What are real examples of AI bias in machine learning?
Common cases include facial recognition failing on darker skin tones due to underrepresented training images, or credit scoring algorithms disadvantaging women because of historical data patterns. Students benefit from dissecting these: they map data sources to outcomes, quantify disparities with metrics like demographic parity, and brainstorm fixes like diverse data collection. This builds analytical skills for ethical tech use.
How can teachers detect bias in algorithmic decision-making?
Use fairness metrics such as equalized odds or disparate impact ratios on model outputs across subgroups. Tools like AIF360 or Fairlearn simplify audits. In class, guide students to probe training data for imbalances first, then evaluate predictions. Regular checkpoints in projects ensure bias awareness from design stages.
How can active learning help students understand AI bias?
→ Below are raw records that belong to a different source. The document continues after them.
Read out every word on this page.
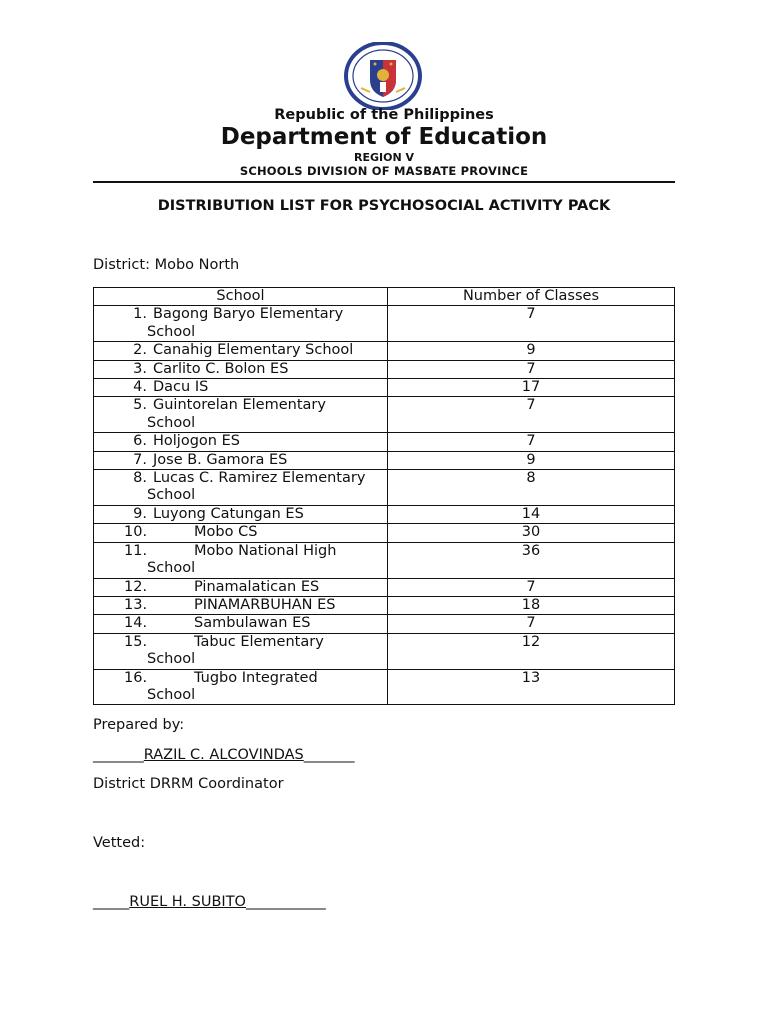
Republic of the Philippines
Department of Education
REGION V
SCHOOLS DIVISION OF MASBATE PROVINCE
DISTRIBUTION LIST FOR PSYCHOSOCIAL ACTIVITY PACK
District: Mobo North
School	Number of Classes

1. Bagong Baryo Elementary
School	7

2. Canahig Elementary School	9

3. Carlito C. Bolon ES	7

4. Dacu IS	17

5. Guintorelan Elementary
School	7

6. Holjogon ES	7

7. Jose B. Gamora ES	9

8. Lucas C. Ramirez Elementary
School	8

9. Luyong Catungan ES	14

10. Mobo CS	30

11. Mobo National High
School	36

12. Pinamalatican ES	7

13. PINAMARBUHAN ES	18

14. Sambulawan ES	7

15. Tabuc Elementary
School	12

16. Tugbo Integrated
School	13
Prepared by:
_______RAZIL C. ALCOVINDAS_______
District DRRM Coordinator
Vetted:
_____RUEL H. SUBITO___________
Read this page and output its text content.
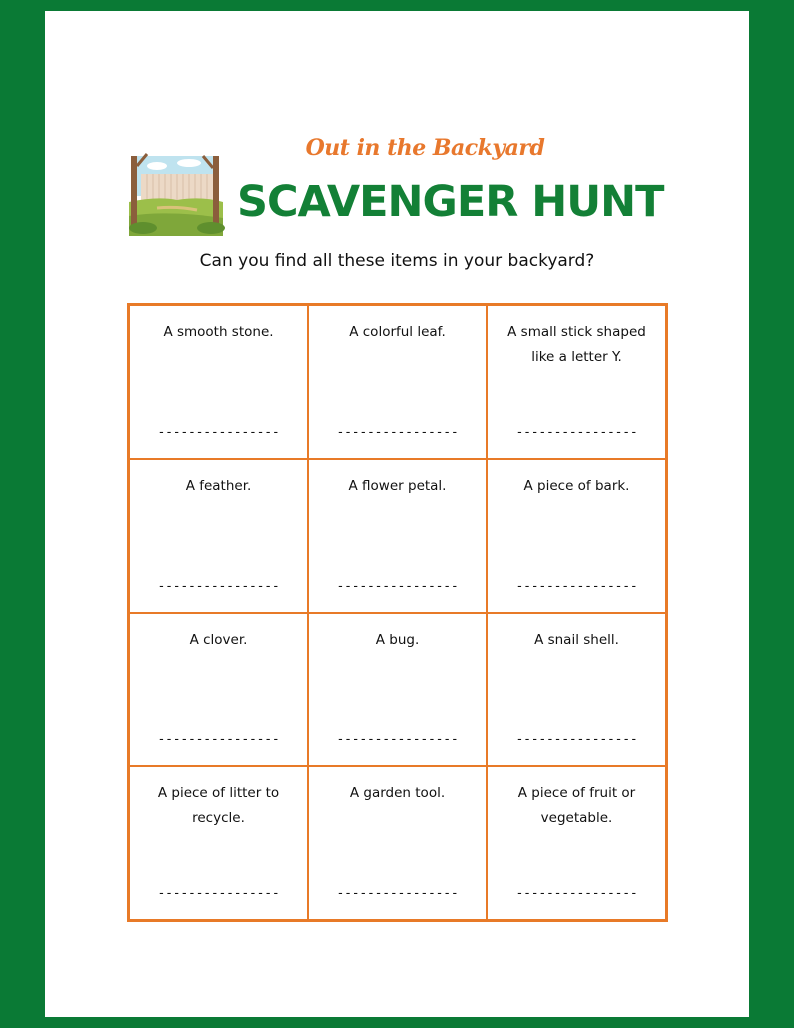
Out in the Backyard
SCAVENGER HUNT
Can you find all these items in your backyard?
A smooth stone.
----------------
A colorful leaf.
----------------
A small stick shaped like a letter Y.
----------------
A feather.
----------------
A flower petal.
----------------
A piece of bark.
----------------
A clover.
----------------
A bug.
----------------
A snail shell.
----------------
A piece of litter to recycle.
----------------
A garden tool.
----------------
A piece of fruit or vegetable.
----------------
Active approaches like dataset audits and bias simulations make invisible data prejudices visible. Pairs graphing imbalances or groups debating case studies foster ownership and debate, turning passive reading into discovery. Students retain more by connecting abstract concepts to tangible outcomes, developing critical thinking for societal tech impacts.
What does fairness mean for AI in social contexts?
Fairness involves metrics like equal opportunity across groups, but context matters: medical AI might prioritize accuracy over parity. Ontario curriculum emphasizes this nuance. Teach through key questions, having students define fairness for scenarios like hiring, then test models against their criteria. This cultivates nuanced ethical judgment.